The hood shakes and I nod. “I get it, no questions. Well then, if you’re not going to tell me anything, why am I even still here? Why doesn’t anyone come to take me to the cave? Or why don’t I wake up—something like that?”
The hood nods again, past me rather than at me this time. “You may leave whenever you like.”
When I turn around, all I see are the massive doors. Closed doors. I turn back around. “So I just up and leave, then? The cave’s out there?”
“When you step through the doors, you return to your home. The cave is unnecessary from here.”
“Huh. Unnecessary.” I push off the floor and stand, brushing the dirt off my hands onto my pajama pants. It’s only then that I realize I’m in my pajamas, with my hair down and unbrushed, as if I climbed straight out of bed into this room. I wave to the cloak, suddenly a bit self-conscious. “Well, guess I’ll be going, then, if that’s it.”

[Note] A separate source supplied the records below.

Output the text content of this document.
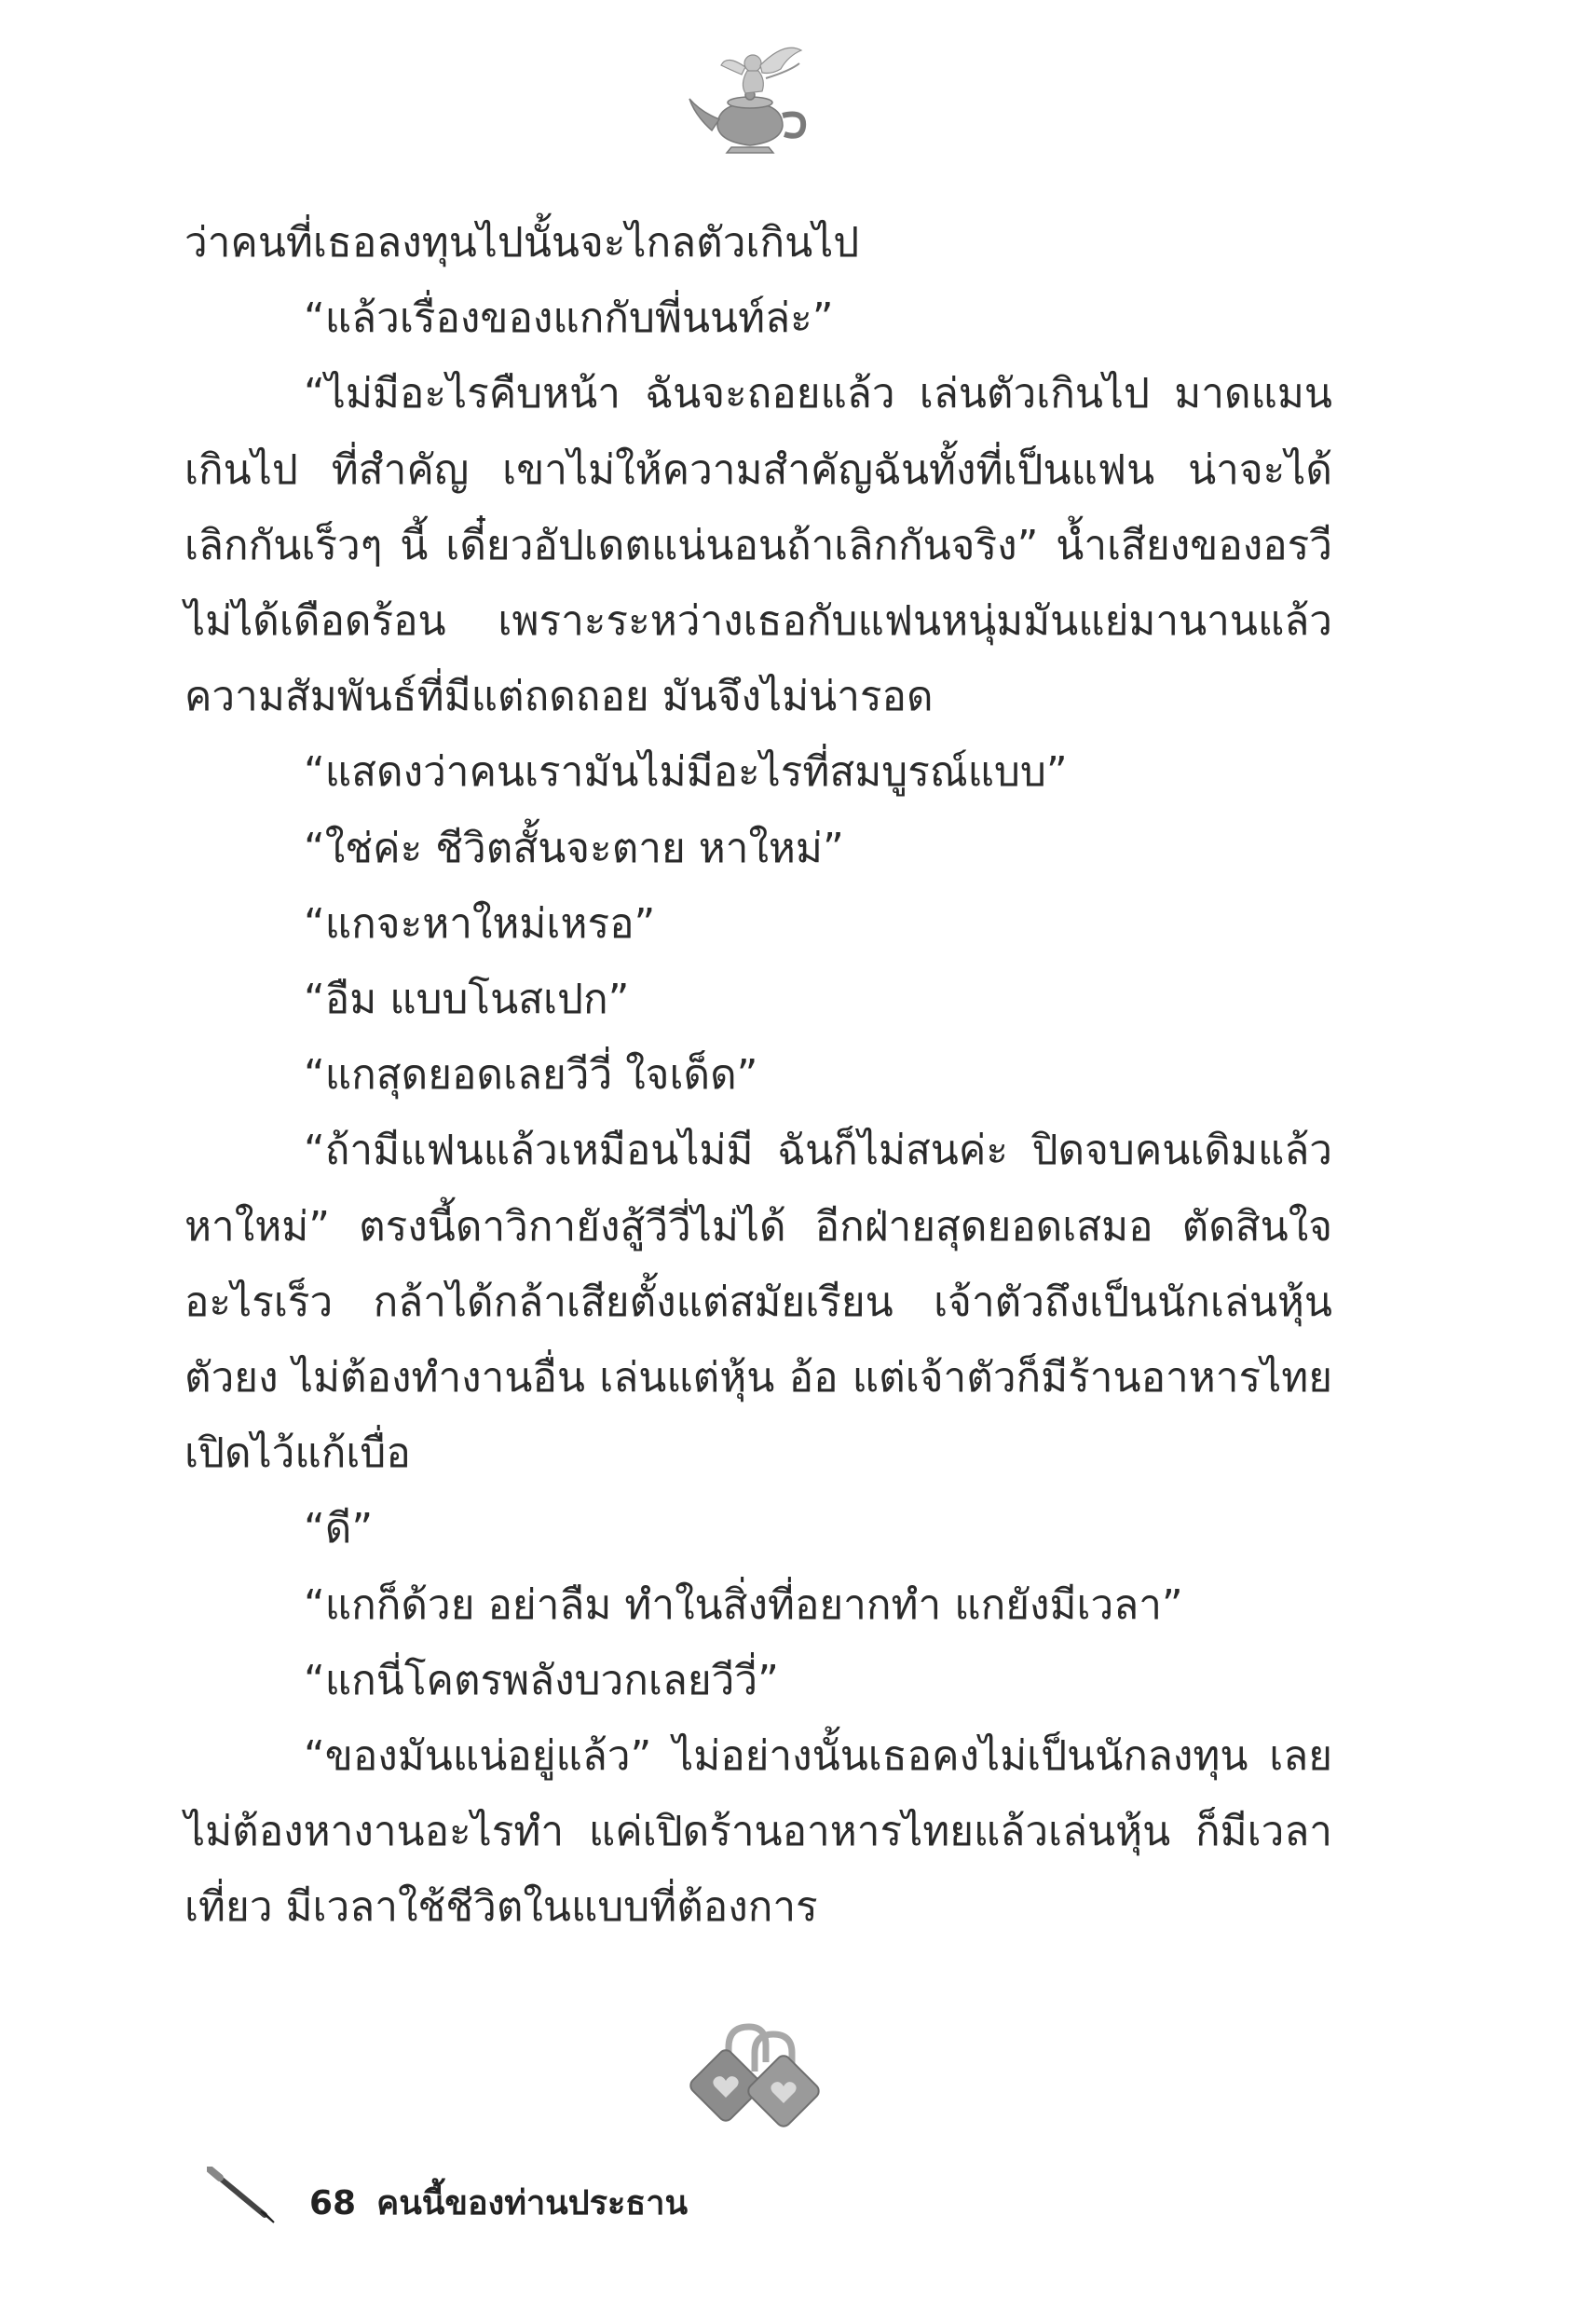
ว่าคนที่เธอลงทุนไปนั้นจะไกลตัวเกินไป

“แล้วเรื่องของแกกับพี่นนท์ล่ะ”

“ไม่มีอะไรคืบหน้า ฉันจะถอยแล้ว เล่นตัวเกินไป มาดแมนเกินไป ที่สำคัญ เขาไม่ให้ความสำคัญฉันทั้งที่เป็นแฟน น่าจะได้เลิกกันเร็วๆ นี้ เดี๋ยวอัปเดตแน่นอนถ้าเลิกกันจริง” น้ำเสียงของอรวีไม่ได้เดือดร้อน เพราะระหว่างเธอกับแฟนหนุ่มมันแย่มานานแล้ว ความสัมพันธ์ที่มีแต่ถดถอย มันจึงไม่น่ารอด

“แสดงว่าคนเรามันไม่มีอะไรที่สมบูรณ์แบบ”

“ใช่ค่ะ ชีวิตสั้นจะตาย หาใหม่”

“แกจะหาใหม่เหรอ”

“อืม แบบโนสเปก”

“แกสุดยอดเลยวีวี่ ใจเด็ด”

“ถ้ามีแฟนแล้วเหมือนไม่มี ฉันก็ไม่สนค่ะ ปิดจบคนเดิมแล้วหาใหม่” ตรงนี้ดาวิกายังสู้วีวี่ไม่ได้ อีกฝ่ายสุดยอดเสมอ ตัดสินใจอะไรเร็ว กล้าได้กล้าเสียตั้งแต่สมัยเรียน เจ้าตัวถึงเป็นนักเล่นหุ้นตัวยง ไม่ต้องทำงานอื่น เล่นแต่หุ้น อ้อ แต่เจ้าตัวก็มีร้านอาหารไทย เปิดไว้แก้เบื่อ

“ดี”

“แกก็ด้วย อย่าลืม ทำในสิ่งที่อยากทำ แกยังมีเวลา”

“แกนี่โคตรพลังบวกเลยวีวี่”

“ของมันแน่อยู่แล้ว” ไม่อย่างนั้นเธอคงไม่เป็นนักลงทุน เลยไม่ต้องหางานอะไรทำ แค่เปิดร้านอาหารไทยแล้วเล่นหุ้น ก็มีเวลาเที่ยว มีเวลาใช้ชีวิตในแบบที่ต้องการ

68 คนนี้ของท่านประธาน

The cloak rises from the chair and steps forward. “Before you leave, milady.” Suddenly a necklace dangles in front of my face, right there in thin air. I look at the cloak-man, who just points to it and nods once. I take it and hold it out in my palm, trying to get a better look at it in the torchlight. It’s some sort of golden pendant on a chain. The pendant is an oval, with the design of a ribbon tied in a bow carved on top and a fancily scrolled loop carved on either side, connecting the pendant to the chain. Matching scrollwork curls along the bottom of the oval. The center of the pendant features a portrait painting framed by a thin gold line. The painting is of a young man, with nearly-shaved dark blond hair and eyes the same color. He’s wearing armor that’s elaborately carved and painted in red and black designs. The piece isn’t like anything I’ve ever seen in the city, and I’ve been to quite a few unique shops.
“A necklace. For you, Beila Durand. Take it with you when you leave.”